Composition refers to how a website is built, such as the type of application software on a website. Open-source applications, for example, are more likely to be infected than custom-coded websites. Popularity refers to traits such as website traffic and connections to social media platforms. Sites connected to any social media platform in Q2 2018 were twice as likely to be infected as those not connected to social media. Complexity refers to how feature-rich a website is including traits such as page count, plugin features, and theme features.

According to our research, high-risk websites were 27 times more likely to be compromised than the average website in Q2 2018. The SiteLock Risk Assessment was designed to help warn high-risk websites about security weaknesses. The risk assessment reviews sites using over 500 variables and then offers actionable suggestions for securing websites found to be ranked as high risk. These warnings and suggestions are available for users on demand in their SiteLock dashboard.

What proactive steps would you suggest taking as protection from cyber attacks?

Website owners need to employ a comprehensive, holistic, proactive security strategy to effectively protect themselves from cyber attacks. Security suites should include malware scanners that automatically remove any malicious content detected, a website application firewall (WAF) to stop malicious traffic before it ever accesses your site, and frequent software updates. When using an open-source application such as WordPress or Drupal, regularly reviewing and updating all themes and plugins is an absolute necessity. This prevents your application from becoming vulnerable to attacks.

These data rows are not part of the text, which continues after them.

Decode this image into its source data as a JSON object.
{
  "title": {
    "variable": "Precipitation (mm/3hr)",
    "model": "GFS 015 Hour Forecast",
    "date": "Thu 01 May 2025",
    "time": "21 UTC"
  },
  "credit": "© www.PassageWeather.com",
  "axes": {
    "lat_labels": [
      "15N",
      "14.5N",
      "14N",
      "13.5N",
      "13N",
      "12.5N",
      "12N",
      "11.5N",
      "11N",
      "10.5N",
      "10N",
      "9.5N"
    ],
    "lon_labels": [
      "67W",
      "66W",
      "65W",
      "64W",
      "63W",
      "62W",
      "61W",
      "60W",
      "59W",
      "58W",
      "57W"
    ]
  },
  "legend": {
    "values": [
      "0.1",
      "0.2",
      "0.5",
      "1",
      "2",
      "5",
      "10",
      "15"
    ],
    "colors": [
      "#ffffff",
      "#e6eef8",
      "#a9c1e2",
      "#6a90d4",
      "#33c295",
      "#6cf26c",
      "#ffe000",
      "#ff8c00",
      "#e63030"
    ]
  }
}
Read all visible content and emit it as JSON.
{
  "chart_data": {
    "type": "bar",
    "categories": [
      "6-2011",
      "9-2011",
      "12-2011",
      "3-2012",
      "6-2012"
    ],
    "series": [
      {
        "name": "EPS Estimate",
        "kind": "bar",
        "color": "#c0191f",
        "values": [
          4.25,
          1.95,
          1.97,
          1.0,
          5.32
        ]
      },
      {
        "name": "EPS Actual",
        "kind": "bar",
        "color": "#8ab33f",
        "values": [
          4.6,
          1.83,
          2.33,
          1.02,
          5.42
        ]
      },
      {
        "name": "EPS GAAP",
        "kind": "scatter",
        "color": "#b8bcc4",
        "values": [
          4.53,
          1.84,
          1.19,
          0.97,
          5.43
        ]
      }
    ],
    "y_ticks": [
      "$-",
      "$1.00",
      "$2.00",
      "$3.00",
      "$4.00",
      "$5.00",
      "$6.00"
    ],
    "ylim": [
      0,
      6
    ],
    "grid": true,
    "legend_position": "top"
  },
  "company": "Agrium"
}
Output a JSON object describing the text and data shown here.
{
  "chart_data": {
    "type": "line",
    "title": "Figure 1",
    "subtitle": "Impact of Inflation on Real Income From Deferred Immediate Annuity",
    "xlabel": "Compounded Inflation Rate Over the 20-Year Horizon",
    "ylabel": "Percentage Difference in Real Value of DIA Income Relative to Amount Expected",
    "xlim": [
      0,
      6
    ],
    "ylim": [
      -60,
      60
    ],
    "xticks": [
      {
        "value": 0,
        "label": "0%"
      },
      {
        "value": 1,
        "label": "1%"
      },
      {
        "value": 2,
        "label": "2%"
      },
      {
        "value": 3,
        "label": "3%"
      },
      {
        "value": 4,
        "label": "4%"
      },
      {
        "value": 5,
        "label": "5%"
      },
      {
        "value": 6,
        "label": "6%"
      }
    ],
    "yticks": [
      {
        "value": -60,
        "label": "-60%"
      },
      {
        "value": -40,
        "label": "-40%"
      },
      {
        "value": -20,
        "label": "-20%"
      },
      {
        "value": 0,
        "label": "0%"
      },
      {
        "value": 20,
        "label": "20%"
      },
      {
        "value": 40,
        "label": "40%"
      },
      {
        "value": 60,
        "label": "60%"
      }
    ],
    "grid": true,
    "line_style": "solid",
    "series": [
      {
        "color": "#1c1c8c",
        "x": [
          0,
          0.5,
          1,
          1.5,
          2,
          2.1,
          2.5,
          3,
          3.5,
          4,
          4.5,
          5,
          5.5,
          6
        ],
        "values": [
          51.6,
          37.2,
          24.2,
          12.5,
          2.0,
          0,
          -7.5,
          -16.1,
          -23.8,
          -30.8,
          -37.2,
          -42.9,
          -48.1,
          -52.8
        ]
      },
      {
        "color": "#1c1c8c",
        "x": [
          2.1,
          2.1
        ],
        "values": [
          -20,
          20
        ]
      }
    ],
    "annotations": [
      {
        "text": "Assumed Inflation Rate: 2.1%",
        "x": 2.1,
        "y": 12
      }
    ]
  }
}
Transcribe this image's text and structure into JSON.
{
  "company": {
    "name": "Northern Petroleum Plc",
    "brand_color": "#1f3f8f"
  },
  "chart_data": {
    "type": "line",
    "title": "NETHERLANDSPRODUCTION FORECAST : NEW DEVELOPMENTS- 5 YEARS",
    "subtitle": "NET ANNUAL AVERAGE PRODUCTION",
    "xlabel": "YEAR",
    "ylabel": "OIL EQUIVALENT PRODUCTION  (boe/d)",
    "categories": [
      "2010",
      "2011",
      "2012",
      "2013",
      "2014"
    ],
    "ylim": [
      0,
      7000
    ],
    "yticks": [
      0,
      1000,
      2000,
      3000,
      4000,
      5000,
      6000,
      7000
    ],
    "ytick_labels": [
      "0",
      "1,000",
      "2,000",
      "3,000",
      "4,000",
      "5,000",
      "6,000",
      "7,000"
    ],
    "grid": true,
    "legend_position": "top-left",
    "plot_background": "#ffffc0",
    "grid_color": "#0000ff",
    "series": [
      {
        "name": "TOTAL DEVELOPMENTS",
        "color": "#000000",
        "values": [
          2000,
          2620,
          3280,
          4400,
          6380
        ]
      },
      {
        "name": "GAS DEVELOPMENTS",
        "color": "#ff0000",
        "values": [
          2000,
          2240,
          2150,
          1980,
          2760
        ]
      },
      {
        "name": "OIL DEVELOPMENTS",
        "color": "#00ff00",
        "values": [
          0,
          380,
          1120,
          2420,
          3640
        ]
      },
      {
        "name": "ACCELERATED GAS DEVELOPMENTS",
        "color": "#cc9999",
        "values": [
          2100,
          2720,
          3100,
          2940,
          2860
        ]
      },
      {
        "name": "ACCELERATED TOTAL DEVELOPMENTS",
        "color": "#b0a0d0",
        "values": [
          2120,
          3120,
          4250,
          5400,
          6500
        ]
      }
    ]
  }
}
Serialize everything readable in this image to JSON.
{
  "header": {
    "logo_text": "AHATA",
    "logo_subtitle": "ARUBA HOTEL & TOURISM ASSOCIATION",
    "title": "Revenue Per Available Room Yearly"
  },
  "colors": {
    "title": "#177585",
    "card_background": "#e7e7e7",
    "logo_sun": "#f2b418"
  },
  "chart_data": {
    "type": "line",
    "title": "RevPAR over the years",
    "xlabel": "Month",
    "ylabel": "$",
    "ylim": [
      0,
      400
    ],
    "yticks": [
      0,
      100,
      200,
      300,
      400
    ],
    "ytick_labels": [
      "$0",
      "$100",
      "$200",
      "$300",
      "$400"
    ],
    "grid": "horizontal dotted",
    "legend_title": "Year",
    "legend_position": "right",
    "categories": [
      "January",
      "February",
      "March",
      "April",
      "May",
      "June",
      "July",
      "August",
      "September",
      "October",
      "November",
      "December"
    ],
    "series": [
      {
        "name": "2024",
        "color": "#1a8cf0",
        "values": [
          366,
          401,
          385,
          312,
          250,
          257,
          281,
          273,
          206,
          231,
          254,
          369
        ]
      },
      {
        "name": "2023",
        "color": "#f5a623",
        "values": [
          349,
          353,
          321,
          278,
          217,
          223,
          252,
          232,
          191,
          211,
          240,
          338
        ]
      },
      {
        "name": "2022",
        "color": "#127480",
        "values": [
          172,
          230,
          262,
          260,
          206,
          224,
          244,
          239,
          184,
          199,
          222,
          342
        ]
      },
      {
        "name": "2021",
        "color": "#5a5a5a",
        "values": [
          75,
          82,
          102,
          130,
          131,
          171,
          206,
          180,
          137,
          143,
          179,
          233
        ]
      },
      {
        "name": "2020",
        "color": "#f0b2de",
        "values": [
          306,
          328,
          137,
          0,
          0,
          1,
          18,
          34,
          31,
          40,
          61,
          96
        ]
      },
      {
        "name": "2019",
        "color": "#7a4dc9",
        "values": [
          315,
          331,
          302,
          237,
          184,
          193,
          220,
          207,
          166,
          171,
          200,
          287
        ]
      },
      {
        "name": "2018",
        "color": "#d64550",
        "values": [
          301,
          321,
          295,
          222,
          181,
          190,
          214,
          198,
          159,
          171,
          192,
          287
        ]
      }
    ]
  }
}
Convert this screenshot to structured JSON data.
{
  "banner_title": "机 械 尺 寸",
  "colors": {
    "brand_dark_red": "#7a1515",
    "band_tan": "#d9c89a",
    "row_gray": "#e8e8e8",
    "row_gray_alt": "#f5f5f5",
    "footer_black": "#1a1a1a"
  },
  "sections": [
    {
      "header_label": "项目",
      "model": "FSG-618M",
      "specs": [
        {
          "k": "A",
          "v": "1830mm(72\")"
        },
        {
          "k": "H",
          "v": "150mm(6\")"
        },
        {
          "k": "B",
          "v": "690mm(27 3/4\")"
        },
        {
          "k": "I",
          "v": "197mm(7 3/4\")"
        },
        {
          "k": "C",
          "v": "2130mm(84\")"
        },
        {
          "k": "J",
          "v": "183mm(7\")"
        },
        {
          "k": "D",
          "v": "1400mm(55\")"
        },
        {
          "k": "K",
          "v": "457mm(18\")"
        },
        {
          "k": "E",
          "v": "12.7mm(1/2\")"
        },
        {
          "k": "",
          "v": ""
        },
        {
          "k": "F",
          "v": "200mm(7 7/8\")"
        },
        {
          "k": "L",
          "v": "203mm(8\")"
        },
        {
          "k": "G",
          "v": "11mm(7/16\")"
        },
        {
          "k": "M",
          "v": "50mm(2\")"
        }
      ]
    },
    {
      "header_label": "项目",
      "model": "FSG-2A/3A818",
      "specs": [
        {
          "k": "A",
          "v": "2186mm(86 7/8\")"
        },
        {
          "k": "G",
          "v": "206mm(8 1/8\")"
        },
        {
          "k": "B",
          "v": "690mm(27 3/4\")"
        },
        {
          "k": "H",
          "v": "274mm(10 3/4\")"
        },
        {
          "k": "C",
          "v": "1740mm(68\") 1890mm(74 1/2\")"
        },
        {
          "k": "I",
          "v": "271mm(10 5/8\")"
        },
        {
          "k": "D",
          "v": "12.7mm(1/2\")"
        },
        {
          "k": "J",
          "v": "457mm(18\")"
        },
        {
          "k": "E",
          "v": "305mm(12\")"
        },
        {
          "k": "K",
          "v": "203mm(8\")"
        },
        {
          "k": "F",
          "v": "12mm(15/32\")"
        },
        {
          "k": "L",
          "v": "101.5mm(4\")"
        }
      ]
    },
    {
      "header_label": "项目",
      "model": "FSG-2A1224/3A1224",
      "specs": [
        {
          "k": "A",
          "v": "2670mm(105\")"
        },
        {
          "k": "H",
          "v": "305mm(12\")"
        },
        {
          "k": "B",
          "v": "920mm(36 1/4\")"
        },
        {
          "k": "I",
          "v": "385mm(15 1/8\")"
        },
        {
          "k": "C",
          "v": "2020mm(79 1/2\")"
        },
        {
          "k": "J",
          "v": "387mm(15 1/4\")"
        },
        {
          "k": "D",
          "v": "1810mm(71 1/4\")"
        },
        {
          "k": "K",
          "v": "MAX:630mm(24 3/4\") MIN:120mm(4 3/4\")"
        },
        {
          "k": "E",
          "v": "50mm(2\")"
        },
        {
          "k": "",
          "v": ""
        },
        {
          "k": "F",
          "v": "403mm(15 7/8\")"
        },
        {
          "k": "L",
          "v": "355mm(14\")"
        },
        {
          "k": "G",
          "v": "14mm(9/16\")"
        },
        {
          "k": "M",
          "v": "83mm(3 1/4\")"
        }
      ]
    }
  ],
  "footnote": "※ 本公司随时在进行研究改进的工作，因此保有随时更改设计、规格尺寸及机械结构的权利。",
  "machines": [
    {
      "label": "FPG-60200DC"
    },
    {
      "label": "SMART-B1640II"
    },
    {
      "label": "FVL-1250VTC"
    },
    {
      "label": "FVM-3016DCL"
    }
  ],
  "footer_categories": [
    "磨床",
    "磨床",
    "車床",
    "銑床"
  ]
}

Do you think emerging technologies such as AI/ML and blockchain could prevent or alert companies to these cyber attacks? How do you work with AI at SiteLock?

As AI and Machine Learning become more powerful, it is highly likely that they’ll be used to prevent and/or detect cyber attacks. SiteLock’s malware scanners use this type of automation to detect and remove malware. However, it is important to remember that tools such as AI and Machine Learning will be accessible to bad actors too, and in all likelihood, will be used to continue further automating cyber attacks. The bad guys aren’t going to become complacent, and neither should website owners.

Thanks for chatting with us, Jessica.